One of our best frying pans ever showed up in a garbage bag of grass I scavenged for the compost pile. (I used to put our daughters in the ‘little red wagon’ and pick up leaves and grass put out for the garbage man. “Grass patrol,” our girlies called it.) I put it through the dishwasher and it served for years until I got a castiron fry pan.
Next question: who in the world would put a frying pan in a bag of grass??
It’s a mystery that will follow you throughout your days!
@Cindy Brick – someone who hated the frying pan and the person who loved it would never look in the yard waste bag.
Did anyone else notice the truck that overturned near Alvord, TX…and spilled out millions of dimes on the highway? The article says workers were out there cleaning things up for hours; no doubt they missed some. If I lived near Alford, I’d be out there so fast it would make your head swim.
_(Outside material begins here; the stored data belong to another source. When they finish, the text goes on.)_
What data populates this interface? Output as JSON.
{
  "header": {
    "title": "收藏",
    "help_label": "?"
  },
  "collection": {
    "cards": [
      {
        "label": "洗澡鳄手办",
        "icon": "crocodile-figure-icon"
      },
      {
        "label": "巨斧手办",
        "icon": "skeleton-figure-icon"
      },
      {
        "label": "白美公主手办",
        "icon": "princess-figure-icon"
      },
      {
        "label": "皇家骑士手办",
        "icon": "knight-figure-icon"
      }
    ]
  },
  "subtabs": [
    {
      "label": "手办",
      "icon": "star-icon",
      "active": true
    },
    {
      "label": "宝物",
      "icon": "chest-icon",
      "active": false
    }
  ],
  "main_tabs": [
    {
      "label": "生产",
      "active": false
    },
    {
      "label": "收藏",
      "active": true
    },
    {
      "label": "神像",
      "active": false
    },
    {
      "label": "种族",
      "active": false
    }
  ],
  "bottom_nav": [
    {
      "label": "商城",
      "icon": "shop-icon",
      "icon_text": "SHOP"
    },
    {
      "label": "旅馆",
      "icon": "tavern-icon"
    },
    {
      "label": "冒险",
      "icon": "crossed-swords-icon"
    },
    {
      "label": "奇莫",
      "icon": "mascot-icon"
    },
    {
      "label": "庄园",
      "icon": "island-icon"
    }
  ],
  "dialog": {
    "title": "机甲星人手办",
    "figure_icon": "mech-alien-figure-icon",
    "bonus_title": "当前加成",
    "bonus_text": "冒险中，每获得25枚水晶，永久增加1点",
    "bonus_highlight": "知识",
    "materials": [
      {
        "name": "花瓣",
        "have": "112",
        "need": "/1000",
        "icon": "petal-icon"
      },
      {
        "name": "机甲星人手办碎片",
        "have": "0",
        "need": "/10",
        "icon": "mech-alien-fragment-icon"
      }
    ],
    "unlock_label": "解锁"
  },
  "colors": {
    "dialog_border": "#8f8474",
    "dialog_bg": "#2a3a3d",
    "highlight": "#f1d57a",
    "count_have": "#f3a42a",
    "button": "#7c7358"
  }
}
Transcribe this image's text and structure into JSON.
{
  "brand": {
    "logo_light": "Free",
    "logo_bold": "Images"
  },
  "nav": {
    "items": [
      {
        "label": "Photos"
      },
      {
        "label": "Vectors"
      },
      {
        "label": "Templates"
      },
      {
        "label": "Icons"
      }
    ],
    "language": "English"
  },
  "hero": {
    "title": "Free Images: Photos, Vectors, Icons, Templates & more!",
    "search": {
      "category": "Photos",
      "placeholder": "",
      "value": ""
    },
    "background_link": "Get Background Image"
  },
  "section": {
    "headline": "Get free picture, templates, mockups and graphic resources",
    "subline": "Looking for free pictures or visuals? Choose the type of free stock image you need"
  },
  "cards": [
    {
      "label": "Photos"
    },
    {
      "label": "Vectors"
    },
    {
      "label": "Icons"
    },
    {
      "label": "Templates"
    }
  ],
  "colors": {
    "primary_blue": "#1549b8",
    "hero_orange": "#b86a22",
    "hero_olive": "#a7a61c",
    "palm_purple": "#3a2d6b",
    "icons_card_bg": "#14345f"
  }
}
https://nypost.com/2025/05/01/us-news/800000-in-loose-dimes-spill-onto-texas-highway/
I did not see that one. But I did see the Ben and Jerry’s truck that crashed and spilled hundreds of pints of ice cream. There was a construction crew out there grabbing them and putting them In their lunch boxes lol. It all was going to get thrown out otherwise.
When I was in junior high a truck hauling M&M’s overturned. There were many in my school who lived in that general area who had a stash of red and green peanut M&Ms lasting quite a while.
I have picked up coins from mud puddles, coins that were stuck to the floor in public places…..I will take ALL of them….they all wash! Same goes for free items, if its something I can use, and I feel it only needs a bit of elbow grease – it’s mine!